Some had never heard of a living shoreline before, but almost all of the people who attended the tours enjoyed getting in the water and using dip nets to look for various marine animals.

“Just about everyone waded in the water using dips nets and a few tried out the seine net, and everyone enjoyed learning about the animals that ‘live’ in the living shoreline,” said Erica Connery, the Americorps member at the federation’s Wanchese office.

The federation hosted tours of the living shoreline at Durant’s Point, a short boat ride away from the main event at Day at the Docks. Staff also set up an education booth so people could learn more about estuaries. Sept. 17-24 is National Estuaries Week.

Day at the Docks celebrates the Spirit of Hatteras and the strength of the community, heritage and traditions of working watermen. The event featured live music, food, crafts and other activities.

Connery led three of the four tours to the living shoreline. She said that participants ranged from a family that had just moved to the area to folks on vacation, all of whom enjoyed learning about estuaries and getting to see a living shoreline firsthand.
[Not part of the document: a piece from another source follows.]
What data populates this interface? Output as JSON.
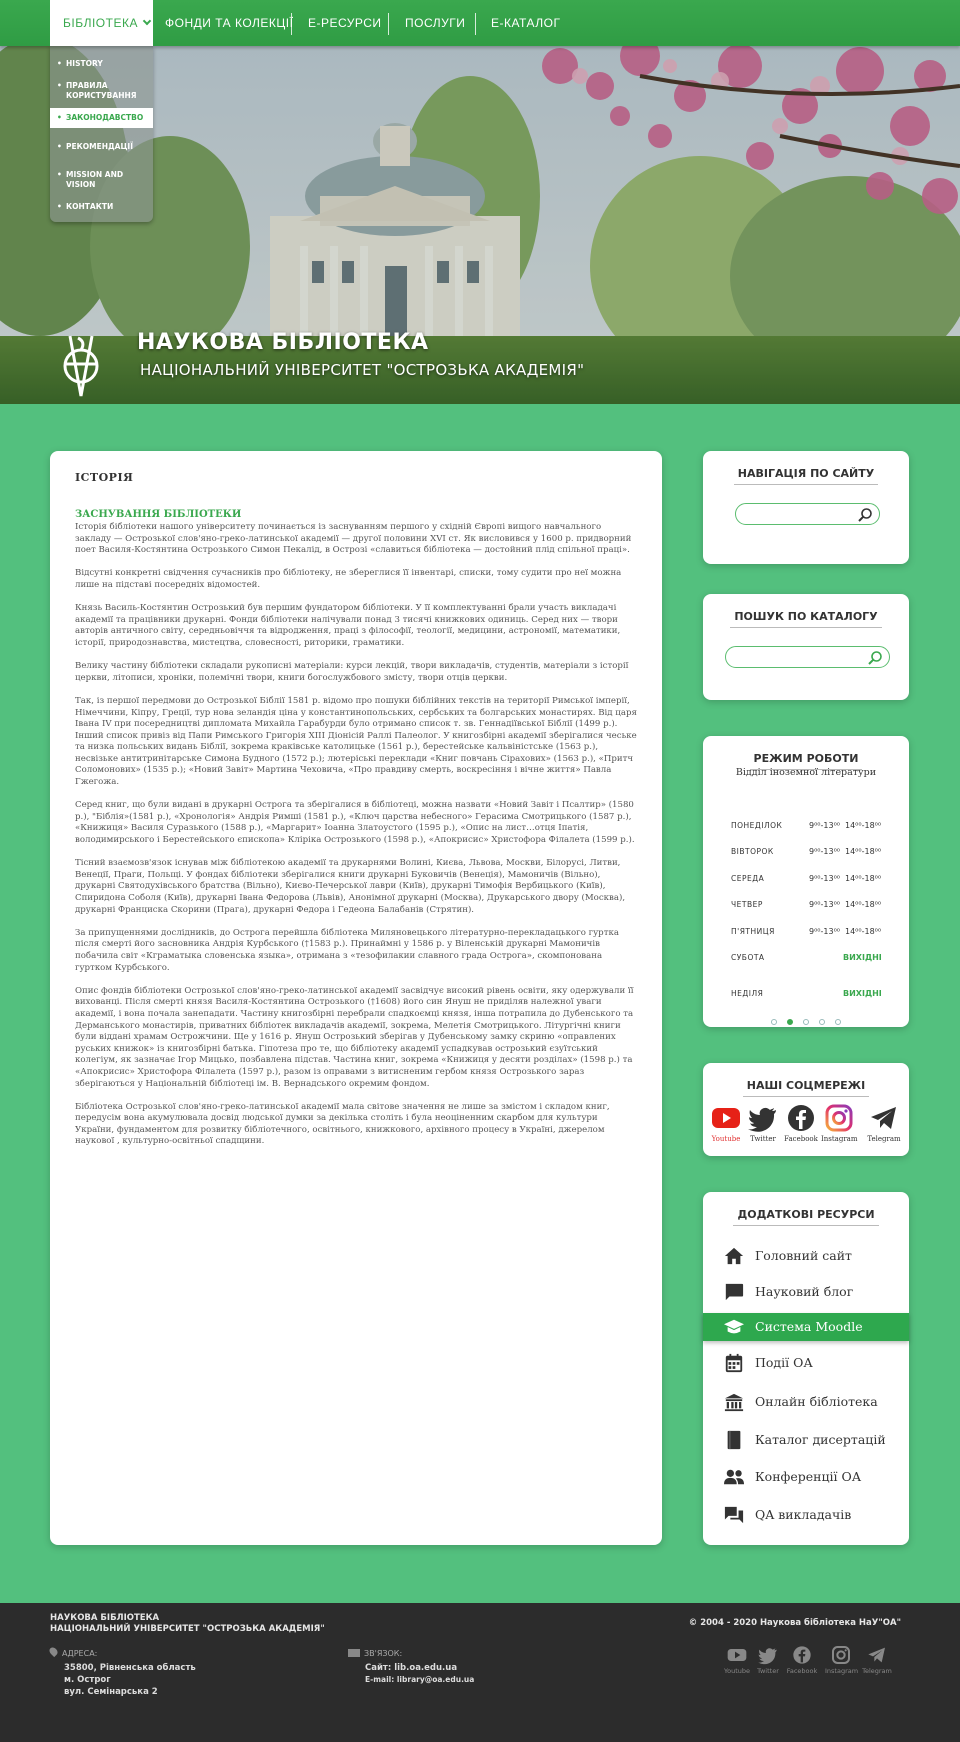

Participants pull a seine net to check out the animals living in the estuarine habitat at Durant’s Point.

The free boat rides brought people across the channel to Durant’s Point — a fragile area on one of the barrier islands where the federation installed a living shoreline.

“By offering free tours of the Durant’s Point living shoreline we were able to show them one of our projects up close in a way that cannot be described with words and pictures,” Connery said. “The Day at the Docks event was all about the community coming together and learning about the seafood industry and the coast as a whole, and our shoreline tours fit right in with that.”

This particular shoreline is meant for erosion control and providing estuarine habitat for juvenile fish, crabs and other species. Hermit crabs were especially popular during the tours, Connery said.

During one tour, a boy had collected a bucket of hermit crabs, which the group released before heading back across the channel. The participants left with a better understanding of how living shorelines both protect the shore and provide habitat.

“It really helped (participants) understand how the shoreline differs from hard structures, like bulkheads, and works to reduce erosion and provide important habitat,” Connery said.